Effective social skills are critical to success in adult life. It is oftentimes referred to as emotional intelligence described as the combined ability to understand and handle one’s emotional condition as well as those of other people. In most cases, parents of children who are perceived to be intelligent are more inclined to focus on developing the young minds’ cognitive skills and spend little time in coaching children for social skills. As the kids grow, they have underdeveloped abilities to interact and build interpersonal relationships not only among their peers, but with other types of people.
Children who are too preoccupied in enriching their intellectual aptitudes lose their interest to socialize with people and tend to isolate themselves, not only because they do not have the skill, but also due to their underdeveloped sense of respect for people around them. While highly intelligent children can make their parents proud, other kids whose parents see the importance of coaching children for social skills are more appreciated for their ability to communicate, reciprocate, understand, and interact with almost anybody.
General Social Practices
Irrespective of social class, the need to train children on proper social skills is highly important because as they grow older, they are getting more exposed to people and situations. Although it is usually more difficult to be engaged in coaching children for social skills, especially for those with disabilities and those coming from the lower echelon of the society, the same general rule and basic components of social practices apply to them in the same way for those intelligent and well-to-do youngsters. Initially, they may need to be taught on appropriate greetings to make them understand the propriety of acknowledging people with reference to relationships, age, position and other social status. Training them on basic social skills such as the polite ways to make requests and express gratitude can transform them into socially acceptable individuals who know how to properly address adults, shake hands, patiently wait for their turns, know how to share and cooperate in different circumstances.
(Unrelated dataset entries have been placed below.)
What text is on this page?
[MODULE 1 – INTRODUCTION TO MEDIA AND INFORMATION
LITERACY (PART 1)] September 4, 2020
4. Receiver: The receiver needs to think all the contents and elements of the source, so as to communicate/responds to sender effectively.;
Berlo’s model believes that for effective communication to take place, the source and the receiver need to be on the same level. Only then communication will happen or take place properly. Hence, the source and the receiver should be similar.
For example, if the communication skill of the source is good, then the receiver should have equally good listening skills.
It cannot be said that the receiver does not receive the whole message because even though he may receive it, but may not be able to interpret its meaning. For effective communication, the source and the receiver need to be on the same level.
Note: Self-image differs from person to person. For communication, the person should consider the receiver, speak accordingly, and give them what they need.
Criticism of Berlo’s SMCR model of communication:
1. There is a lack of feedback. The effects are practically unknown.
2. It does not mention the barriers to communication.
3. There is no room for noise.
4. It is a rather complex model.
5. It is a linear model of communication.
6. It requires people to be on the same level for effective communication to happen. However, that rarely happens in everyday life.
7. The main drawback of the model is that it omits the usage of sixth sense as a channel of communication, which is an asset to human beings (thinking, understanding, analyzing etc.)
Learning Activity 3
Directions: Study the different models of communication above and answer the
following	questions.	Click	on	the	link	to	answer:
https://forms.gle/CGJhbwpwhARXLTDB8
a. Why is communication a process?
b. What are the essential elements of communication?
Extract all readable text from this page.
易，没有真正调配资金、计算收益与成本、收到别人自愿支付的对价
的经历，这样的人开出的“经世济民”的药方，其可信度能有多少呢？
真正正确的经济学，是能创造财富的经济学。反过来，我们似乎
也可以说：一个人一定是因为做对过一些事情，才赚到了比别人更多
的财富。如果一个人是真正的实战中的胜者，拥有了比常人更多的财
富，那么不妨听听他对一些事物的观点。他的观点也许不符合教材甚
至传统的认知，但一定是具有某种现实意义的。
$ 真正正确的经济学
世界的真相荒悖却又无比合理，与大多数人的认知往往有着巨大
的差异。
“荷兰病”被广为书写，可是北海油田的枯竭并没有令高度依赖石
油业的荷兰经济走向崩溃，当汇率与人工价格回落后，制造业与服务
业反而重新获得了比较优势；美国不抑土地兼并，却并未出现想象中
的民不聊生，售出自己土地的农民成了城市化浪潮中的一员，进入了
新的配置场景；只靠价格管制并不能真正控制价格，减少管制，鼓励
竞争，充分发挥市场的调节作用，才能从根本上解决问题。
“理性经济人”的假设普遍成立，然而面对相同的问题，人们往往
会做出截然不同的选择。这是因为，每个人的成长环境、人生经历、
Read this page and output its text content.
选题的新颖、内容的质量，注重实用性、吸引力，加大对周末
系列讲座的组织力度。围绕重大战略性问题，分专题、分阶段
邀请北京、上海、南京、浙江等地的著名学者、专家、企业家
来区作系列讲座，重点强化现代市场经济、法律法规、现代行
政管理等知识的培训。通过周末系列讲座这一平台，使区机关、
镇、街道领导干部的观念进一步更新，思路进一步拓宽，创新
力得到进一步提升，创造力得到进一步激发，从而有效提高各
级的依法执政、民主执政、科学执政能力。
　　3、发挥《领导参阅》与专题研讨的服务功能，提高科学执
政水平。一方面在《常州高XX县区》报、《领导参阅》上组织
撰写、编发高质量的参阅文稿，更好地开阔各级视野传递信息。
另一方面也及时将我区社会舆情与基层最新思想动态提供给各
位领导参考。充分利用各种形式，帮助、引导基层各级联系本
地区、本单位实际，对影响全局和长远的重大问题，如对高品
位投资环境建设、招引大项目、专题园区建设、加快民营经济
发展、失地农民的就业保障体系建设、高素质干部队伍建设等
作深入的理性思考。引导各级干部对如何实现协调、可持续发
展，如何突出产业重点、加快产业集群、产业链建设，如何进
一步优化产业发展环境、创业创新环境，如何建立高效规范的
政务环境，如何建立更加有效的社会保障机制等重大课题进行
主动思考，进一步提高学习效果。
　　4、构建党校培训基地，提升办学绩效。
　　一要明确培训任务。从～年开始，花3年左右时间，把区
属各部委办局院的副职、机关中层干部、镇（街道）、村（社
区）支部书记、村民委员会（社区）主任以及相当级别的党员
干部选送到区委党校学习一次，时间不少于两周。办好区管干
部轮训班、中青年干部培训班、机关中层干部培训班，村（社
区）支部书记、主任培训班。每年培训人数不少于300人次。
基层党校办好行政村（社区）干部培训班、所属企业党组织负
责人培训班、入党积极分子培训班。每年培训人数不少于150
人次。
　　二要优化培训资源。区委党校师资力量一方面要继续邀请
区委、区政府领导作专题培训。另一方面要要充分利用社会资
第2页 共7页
Coaching Children with Disabilities
Training minors on inter-personal social skills is best advantageous for those diagnosed with emotional or behavioral disorders. Oftentimes, these children exhibit uncontrolled behaviors such as tantrum fits or aggression when they feel frustrated. They typify immaturity and lack of skill to handle their own conduct and emotions. In similar condition, children with autism spectrum disorders are likewise experiencing deficiency in self-regulating their emotions. In coaching such children to develop their social skills the emphasis is on the importance of emotional literacy, a technique that teaches the ability to differentiate emotions by looking at faces, learning the root cause and consequences of emotions, and knowing how to manage personal emotional conditions. Children with emotional disabilities are often lacking the skills to build and maintain friendly relationships. Thus, an important component to be included in their social skill training is teaching them the basic concept and importance of friendship in any relationship.
Training children at their early age about appropriate social skills can greatly help them to adjust to different social situations as they mature. Even children with learning disabilities can benefit from the process once their communication skill is developed to enable them to express themselves and be easily understood by others. Coaching children for social skills that include even the most basic elements of social convention can effectively transform them into responsible and competent individuals who can be responsive to the needs of others within the social context. With proper training, they are able to build and sustain relationships and manage their own emotions even in situations when social misfits reject their offer of friendship.